OpenAI defeats Elon Musk's lawsuit, removes obstacle to IPO (NEW YORK TIMES)
19 May 2026 19:46

OAKLAND (REUTERS)

A US jury on Monday ruled against Elon Musk in his lawsuit against OpenAI, finding the artificial intelligence company not liable to the world's richest person for having allegedly strayed from its original mission to benefit humanity.

In a unanimous verdict, the jury in Oakland, California, federal court said Musk brought his case too late. The jury deliberated less than two hours. The three-week trial had widely been seen as a critical moment for the future of OpenAI and artificial intelligence generally, both in how it should be used and who should benefit from it.

The verdict ⁠simplifies the path for OpenAI to proceed with a possible initial public offering that could value the business at $1 trillion.

Musk said he will apply, repeating his claim‌ that Altman and OpenAI President Greg Brockman viewed OpenAI as a means to great wealth.

In his lawsuit, Musk accused OpenAI, Altman and Brockman of manipulating him into giving $38 million, then going behind his back by attaching a for-profit business to its original nonprofit and accepting tens of billions of dollars from Microsoft and other investors.

Marc Toberoff, a lawyer for Musk, said the ruling could encourage other startups that begin as nonprofits but have greater ambitions to raise money, create for-profit entities to scale, and make their officers and directors rich.

“It's a brand new formula for Silicon Valley,” he told reporters.

 

OpenAI was founded byAltman, Musk, and several others in 2015. Musk left his board in 2018, and OpenAI set up a for-profit business the next year.
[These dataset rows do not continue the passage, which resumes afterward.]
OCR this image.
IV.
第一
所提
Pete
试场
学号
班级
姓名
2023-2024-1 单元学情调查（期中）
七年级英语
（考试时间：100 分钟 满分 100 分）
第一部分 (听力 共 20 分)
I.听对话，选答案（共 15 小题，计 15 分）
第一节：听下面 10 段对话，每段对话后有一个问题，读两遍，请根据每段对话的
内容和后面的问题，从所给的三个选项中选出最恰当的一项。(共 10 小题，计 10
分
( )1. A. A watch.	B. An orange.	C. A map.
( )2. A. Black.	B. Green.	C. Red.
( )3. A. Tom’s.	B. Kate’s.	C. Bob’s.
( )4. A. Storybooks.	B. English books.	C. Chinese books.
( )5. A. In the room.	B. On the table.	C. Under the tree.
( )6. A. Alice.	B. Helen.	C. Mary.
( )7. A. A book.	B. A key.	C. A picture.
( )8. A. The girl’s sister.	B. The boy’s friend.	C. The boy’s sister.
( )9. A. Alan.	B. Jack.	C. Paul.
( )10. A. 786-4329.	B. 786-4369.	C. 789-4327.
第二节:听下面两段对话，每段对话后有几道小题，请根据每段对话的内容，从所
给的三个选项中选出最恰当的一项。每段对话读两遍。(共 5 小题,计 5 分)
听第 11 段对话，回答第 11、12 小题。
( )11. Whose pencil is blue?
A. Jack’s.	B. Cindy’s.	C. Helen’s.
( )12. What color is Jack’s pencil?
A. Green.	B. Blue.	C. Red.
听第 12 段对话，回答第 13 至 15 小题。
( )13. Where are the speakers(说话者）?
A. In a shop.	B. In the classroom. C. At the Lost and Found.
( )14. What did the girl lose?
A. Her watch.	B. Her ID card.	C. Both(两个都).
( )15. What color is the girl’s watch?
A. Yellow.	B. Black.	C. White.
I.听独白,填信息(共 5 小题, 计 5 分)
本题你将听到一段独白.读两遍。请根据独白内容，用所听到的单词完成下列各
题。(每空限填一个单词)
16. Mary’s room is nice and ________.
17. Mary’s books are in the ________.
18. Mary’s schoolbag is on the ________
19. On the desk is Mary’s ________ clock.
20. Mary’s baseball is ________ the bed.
Musk has since founded his own artificial intelligence startup, xAI, which is now part of his SpaceX rocket and satellite company.

OpenAI countered that it was Musk who saw dollar signs, and waited too long to claim OpenAI breached its founding agreement to build safe artificial intelligence to benefit humanity.

Dan Ives, an analyst at Wedbush, said the verdict removed a significant overhang to a potential OpenAI IPO.

People use AI for myriad purposes such as education, facial recognition, financial advice, journalism, legal research, medical diagnoses, and harmful deepfakes. 

Musk said OpenAI failed to prioritise AI's safety, and wrongly tried to enrich investors and insiders at the nonprofit's expense. 

SpaceX is meanwhile preparing an IPO that could exceed OpenAI's in size.